Notre chemin traverse des rizières en damier, séparées par de petites buttes de terre. Des groupes de paysans labourent en ligne à la houe. Deux buffles d’eau se vautrent dans la rivière eu profonde. Un autre s’ébroue sur le rivage : c’est la première fois que je vois un buffle blanc, sacré chez certaines peuplades. L’air est doux, tout semble calme, l’Asie millénaire se manifeste dans sa sérénité profonde. Des paysans s’approchent et nous hèlent, heureux d’engager la conversation. Elle sera plus que limitée, faute de vocabulaire… L’essentiel est formé des sourires échangés et de la bienveillance qui émane de ces gens.

Le jardin botanique de Meng Lun est situé dans la boucle d’un affluent du Mékong. Pour y parvenir, on doit traverser une passerelle retenue par des câbles en acier qui vibre, tremble et se balance sous les pieds… Une ligne continue de piétons et de vélos la transforme en une véritable attraction de foire.

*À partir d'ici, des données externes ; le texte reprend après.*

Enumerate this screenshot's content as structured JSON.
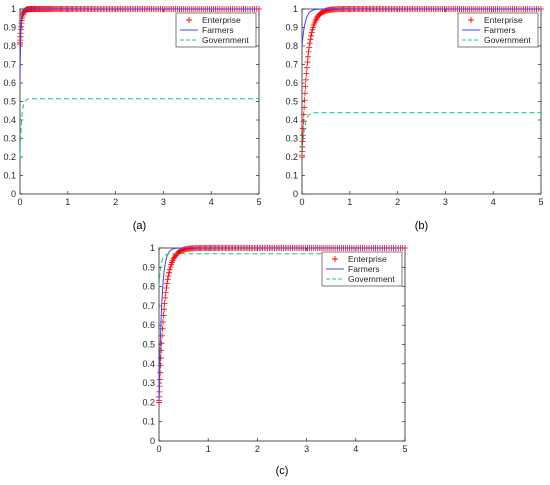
{
  "chart_data": [
    {
      "type": "line",
      "panel_label": "(a)",
      "xlim": [
        0,
        5
      ],
      "ylim": [
        0,
        1
      ],
      "x_ticks": [
        "0",
        "1",
        "2",
        "3",
        "4",
        "5"
      ],
      "y_ticks": [
        "0",
        "0.1",
        "0.2",
        "0.3",
        "0.4",
        "0.5",
        "0.6",
        "0.7",
        "0.8",
        "0.9",
        "1"
      ],
      "legend": {
        "placement": "top-right",
        "entries": [
          "Enterprise",
          "Farmers",
          "Government"
        ]
      },
      "grid": false,
      "series": [
        {
          "name": "Enterprise",
          "marker": "+",
          "color": "#ff0000",
          "start": 0.81,
          "end": 1.0,
          "rate": 30
        },
        {
          "name": "Farmers",
          "line": "solid",
          "color": "#4040ff",
          "start": 0.6,
          "end": 1.0,
          "rate": 60
        },
        {
          "name": "Government",
          "line": "dashed",
          "color": "#00d37a",
          "start": 0.2,
          "end": 0.515,
          "rate": 30
        }
      ]
    },
    {
      "type": "line",
      "panel_label": "(b)",
      "xlim": [
        0,
        5
      ],
      "ylim": [
        0,
        1
      ],
      "x_ticks": [
        "0",
        "1",
        "2",
        "3",
        "4",
        "5"
      ],
      "y_ticks": [
        "0",
        "0.1",
        "0.2",
        "0.3",
        "0.4",
        "0.5",
        "0.6",
        "0.7",
        "0.8",
        "0.9",
        "1"
      ],
      "legend": {
        "placement": "top-right",
        "entries": [
          "Enterprise",
          "Farmers",
          "Government"
        ]
      },
      "grid": false,
      "series": [
        {
          "name": "Enterprise",
          "marker": "+",
          "color": "#ff0000",
          "start": 0.2,
          "end": 1.0,
          "rate": 9
        },
        {
          "name": "Farmers",
          "line": "solid",
          "color": "#4040ff",
          "start": 0.8,
          "end": 1.0,
          "rate": 15
        },
        {
          "name": "Government",
          "line": "dashed",
          "color": "#00d37a",
          "start": 0.2,
          "end": 0.44,
          "rate": 20
        }
      ]
    },
    {
      "type": "line",
      "panel_label": "(c)",
      "xlim": [
        0,
        5
      ],
      "ylim": [
        0,
        1
      ],
      "x_ticks": [
        "0",
        "1",
        "2",
        "3",
        "4",
        "5"
      ],
      "y_ticks": [
        "0",
        "0.1",
        "0.2",
        "0.3",
        "0.4",
        "0.5",
        "0.6",
        "0.7",
        "0.8",
        "0.9",
        "1"
      ],
      "legend": {
        "placement": "top-right",
        "entries": [
          "Enterprise",
          "Farmers",
          "Government"
        ]
      },
      "grid": false,
      "series": [
        {
          "name": "Enterprise",
          "marker": "+",
          "color": "#ff0000",
          "start": 0.2,
          "end": 1.0,
          "rate": 9
        },
        {
          "name": "Farmers",
          "line": "solid",
          "color": "#4040ff",
          "start": 0.2,
          "end": 1.0,
          "rate": 18
        },
        {
          "name": "Government",
          "line": "dashed",
          "color": "#00d37a",
          "start": 0.8,
          "end": 0.97,
          "rate": 25
        }
      ]
    }
  ]
}
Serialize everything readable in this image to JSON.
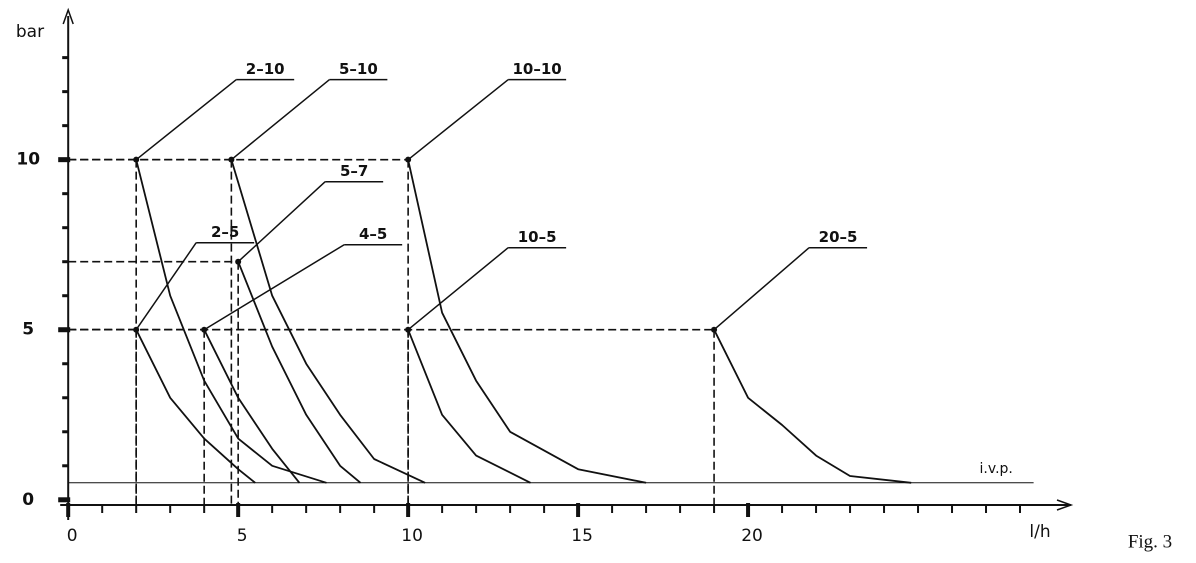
{
  "chart_data": {
    "type": "line",
    "caption": "Fig. 3",
    "y_label": "bar",
    "x_label": "l/h",
    "xlim": [
      -0.3,
      29.5
    ],
    "ylim": [
      -0.3,
      14.4
    ],
    "xticks": [
      0,
      5,
      10,
      15,
      20
    ],
    "yticks": [
      0,
      5,
      10
    ],
    "reference": {
      "label": "i.v.p.",
      "value": 0.5
    },
    "series": [
      {
        "name": "2–10",
        "x": [
          2,
          3,
          4,
          5,
          6,
          7.6
        ],
        "values": [
          10,
          6,
          3.5,
          1.8,
          1,
          0.5
        ]
      },
      {
        "name": "5–10",
        "x": [
          4.8,
          6,
          7,
          8,
          9,
          10.5
        ],
        "values": [
          10,
          6,
          4,
          2.5,
          1.2,
          0.5
        ]
      },
      {
        "name": "10–10",
        "x": [
          10,
          11,
          12,
          13,
          15,
          17
        ],
        "values": [
          10,
          5.5,
          3.5,
          2,
          0.9,
          0.5
        ]
      },
      {
        "name": "5–7",
        "x": [
          5,
          6,
          7,
          8,
          8.6
        ],
        "values": [
          7,
          4.5,
          2.5,
          1,
          0.5
        ]
      },
      {
        "name": "2–5",
        "x": [
          2,
          3,
          4,
          5,
          5.5
        ],
        "values": [
          5,
          3,
          1.8,
          0.9,
          0.5
        ]
      },
      {
        "name": "4–5",
        "x": [
          4,
          5,
          6,
          6.8
        ],
        "values": [
          5,
          3,
          1.5,
          0.5
        ]
      },
      {
        "name": "10–5",
        "x": [
          10,
          11,
          12,
          13.6
        ],
        "values": [
          5,
          2.5,
          1.3,
          0.5
        ]
      },
      {
        "name": "20–5",
        "x": [
          19,
          20,
          21,
          22,
          23,
          24.8
        ],
        "values": [
          5,
          3,
          2.2,
          1.3,
          0.7,
          0.5
        ]
      }
    ]
  }
}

Par une longue allée serpentant entre de grosses touffes de bambous, nous arrivons au cœur du jardin, magnifiquement conçu et superbement entretenu. Un hôtel d’une propreté exemplaire domine une vaste pièce d’eau bordée d’une végétation luxuriante. Dans un petit pavillon au milieu de l’étang, de charmantes jeunes filles daï présentent chaque soir des danses traditionnelles aux touristes chinois qui débarquent par cars entiers pour visiter le jardin. Au cours de la journée, les jolies danseuses se transforment en guides et mènent des hordes d’amateurs de plantes à travers les jardins, hurlant leurs explications à travers de bruyants porte-voix.

Nous arpentons les bâtiments administratifs à la recherche d’un scientifique pour éclairer notre lanterne. Au terme de notre recherche, le directeur du jardin nous accueille chaleureusement. Il nous promet de rencontrer le lendemain un botaniste qui pourra nous expliquer tout ce que nous voudrons. Au matin, encore dans la fraîcheur du jour naissant, nous revenons dans les bureaux. Li Daikun, ethnobotaniste de son état, nous accueille dans un anglais parfait. Petit, très mince, un visage creux où brillent des yeux noirs, il semble passionné par sa mission : recueillir parmi les différentes ethnies du Xishuangbanna les traditions concernant les végétaux alimentaires. Dans ce but, il parcourt les villages avec un interprète car, de souche chinoise, il ne parle aucune des quelque quinze langues locales. Il interroge les habitants, recueille des échantillons et prend des photos. grâce au matériel collecté, Li Daikun a réalisé un petit musée dans le jardin botanique faisant le point des usages locaux des végétaux. Extraordinaire, nous sommes vraiment tombés sur la personne rêvée !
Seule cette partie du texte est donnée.